On February 14, 2013, the Company filed an application pursuant to Section 34 of the South African Prevention of Corrupt Activities Act in South Africa with the South African Police Service to investigate the allegations of corruption that were contained in certain newspaper reports. Section 34 deals with the reporting of suspected fraud, theft, extortion and forgery. In November, 2015, the Company received a written notice from the South African Police Service’s Directorate for Priority Crime Investigation (“the Hawks”), stating this case was investigated and the prosecutors assigned to the case declined to prosecute these matters. The Hawks closed the investigations in November 2015.

As a result of the U.S. government investigations initiated in 2012, on December 24, 2013, the Company, its chief executive officer and its chief financial officer were named as defendants in a purported class action lawsuit filed in the United States District Court for the Southern District of New York alleging violations of the federal securities laws. The lawsuit was brought on behalf of a purported shareholder of Net1 and all other similarly situated shareholders who purchased our securities between August 27, 2009 and November 27, 2013. The U.S. District Court dismissed this class action litigation in September 2015.

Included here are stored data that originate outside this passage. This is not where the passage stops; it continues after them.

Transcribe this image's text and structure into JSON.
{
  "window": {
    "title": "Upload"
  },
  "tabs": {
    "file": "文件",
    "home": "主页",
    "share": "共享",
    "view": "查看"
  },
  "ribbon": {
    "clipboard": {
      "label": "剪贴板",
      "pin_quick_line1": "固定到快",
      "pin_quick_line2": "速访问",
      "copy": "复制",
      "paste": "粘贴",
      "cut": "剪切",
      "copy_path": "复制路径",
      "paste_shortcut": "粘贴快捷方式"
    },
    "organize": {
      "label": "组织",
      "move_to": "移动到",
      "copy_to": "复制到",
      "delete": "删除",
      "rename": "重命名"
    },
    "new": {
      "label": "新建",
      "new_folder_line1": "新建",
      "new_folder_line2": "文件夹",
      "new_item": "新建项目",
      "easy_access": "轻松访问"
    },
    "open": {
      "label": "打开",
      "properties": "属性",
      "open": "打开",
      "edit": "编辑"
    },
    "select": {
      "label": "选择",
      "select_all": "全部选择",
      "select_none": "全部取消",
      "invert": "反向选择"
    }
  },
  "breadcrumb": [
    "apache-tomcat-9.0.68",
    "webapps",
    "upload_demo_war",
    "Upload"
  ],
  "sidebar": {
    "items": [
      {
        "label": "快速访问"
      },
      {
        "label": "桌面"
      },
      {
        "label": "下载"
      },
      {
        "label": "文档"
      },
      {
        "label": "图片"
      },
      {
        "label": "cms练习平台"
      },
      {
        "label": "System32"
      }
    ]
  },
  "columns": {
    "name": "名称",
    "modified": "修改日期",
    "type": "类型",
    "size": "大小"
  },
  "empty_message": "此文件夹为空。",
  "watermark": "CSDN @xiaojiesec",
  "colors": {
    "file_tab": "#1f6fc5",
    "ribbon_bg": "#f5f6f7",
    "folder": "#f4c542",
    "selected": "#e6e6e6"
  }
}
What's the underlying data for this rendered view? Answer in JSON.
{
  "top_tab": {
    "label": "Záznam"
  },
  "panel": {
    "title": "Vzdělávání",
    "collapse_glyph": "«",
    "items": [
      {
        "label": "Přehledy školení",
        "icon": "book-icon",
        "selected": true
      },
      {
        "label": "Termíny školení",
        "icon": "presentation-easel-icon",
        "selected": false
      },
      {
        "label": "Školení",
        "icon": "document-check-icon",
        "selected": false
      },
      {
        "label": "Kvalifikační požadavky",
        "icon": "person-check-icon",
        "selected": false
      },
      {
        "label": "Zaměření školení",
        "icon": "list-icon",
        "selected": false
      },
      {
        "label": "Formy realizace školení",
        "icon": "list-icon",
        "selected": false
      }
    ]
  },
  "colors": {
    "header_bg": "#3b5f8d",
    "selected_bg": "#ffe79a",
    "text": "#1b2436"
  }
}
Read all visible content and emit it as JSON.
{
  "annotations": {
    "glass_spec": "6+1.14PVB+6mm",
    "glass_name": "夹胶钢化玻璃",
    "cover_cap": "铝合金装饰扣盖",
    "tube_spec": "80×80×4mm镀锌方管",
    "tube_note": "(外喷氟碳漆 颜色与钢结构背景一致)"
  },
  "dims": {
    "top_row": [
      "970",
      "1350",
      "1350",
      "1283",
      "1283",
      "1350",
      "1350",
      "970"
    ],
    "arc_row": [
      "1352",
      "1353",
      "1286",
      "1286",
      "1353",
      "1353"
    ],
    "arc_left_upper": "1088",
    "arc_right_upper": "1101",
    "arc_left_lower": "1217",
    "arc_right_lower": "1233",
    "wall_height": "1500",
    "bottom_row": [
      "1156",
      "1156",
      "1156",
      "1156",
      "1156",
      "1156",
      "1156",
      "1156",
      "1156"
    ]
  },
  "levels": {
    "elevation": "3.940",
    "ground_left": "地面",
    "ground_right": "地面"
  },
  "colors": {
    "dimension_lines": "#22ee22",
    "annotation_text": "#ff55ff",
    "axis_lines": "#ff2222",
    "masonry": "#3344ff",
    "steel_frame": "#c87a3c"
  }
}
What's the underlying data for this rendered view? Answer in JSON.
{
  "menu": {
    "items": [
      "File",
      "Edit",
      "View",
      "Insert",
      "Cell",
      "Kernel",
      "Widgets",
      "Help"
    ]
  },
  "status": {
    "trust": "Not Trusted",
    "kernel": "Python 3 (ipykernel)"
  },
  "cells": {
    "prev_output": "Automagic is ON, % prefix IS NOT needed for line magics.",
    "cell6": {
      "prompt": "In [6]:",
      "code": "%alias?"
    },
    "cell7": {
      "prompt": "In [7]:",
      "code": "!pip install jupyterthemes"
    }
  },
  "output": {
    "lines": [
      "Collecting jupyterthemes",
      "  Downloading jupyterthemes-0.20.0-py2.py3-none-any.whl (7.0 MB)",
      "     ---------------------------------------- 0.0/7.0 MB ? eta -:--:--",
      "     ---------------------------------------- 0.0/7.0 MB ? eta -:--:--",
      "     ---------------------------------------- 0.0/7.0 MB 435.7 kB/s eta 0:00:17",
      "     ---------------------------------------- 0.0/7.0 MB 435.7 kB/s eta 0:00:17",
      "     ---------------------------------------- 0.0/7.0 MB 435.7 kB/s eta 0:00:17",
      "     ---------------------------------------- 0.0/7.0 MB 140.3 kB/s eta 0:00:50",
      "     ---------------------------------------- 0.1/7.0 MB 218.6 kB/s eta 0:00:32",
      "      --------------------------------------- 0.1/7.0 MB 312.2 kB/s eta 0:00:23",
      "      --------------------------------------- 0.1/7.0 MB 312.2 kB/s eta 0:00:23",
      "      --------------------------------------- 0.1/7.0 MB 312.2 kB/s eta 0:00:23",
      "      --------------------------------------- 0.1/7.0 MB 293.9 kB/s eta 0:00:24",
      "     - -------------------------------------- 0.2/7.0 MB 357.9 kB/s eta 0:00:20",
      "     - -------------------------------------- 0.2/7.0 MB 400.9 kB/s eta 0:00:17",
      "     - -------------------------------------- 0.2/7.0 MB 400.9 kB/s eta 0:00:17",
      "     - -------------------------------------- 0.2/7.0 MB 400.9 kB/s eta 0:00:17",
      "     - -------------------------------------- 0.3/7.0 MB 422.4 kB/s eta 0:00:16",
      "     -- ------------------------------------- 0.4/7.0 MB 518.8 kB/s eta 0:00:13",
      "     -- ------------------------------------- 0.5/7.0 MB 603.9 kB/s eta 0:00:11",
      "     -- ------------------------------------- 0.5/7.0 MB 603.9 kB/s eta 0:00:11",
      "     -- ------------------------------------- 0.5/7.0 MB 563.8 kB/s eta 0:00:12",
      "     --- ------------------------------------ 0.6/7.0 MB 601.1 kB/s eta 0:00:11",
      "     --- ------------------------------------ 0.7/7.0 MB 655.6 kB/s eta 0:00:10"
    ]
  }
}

“We co-operated with all government agencies and other regulatory bodies regarding these allegations as well as the extensive investigations that followed over the last four and half years,” said Mr. Herman G. Kotzé, chief executive officer of Net1. “The closure of the DOJ investigation concludes a lengthy, arduous and costly exercise involving government agencies in the United States and South Africa, including the DOJ, SEC and the Hawks. This letter from the DOJ is the final step to clear our name, and is consistent with the total absence of any findings of irregularities against us by any United States or South African court or regulator, the SEC or the Hawks. We will continue to focus our energies and resources on the expansion of our businesses in South Africa and internationally,” he concluded.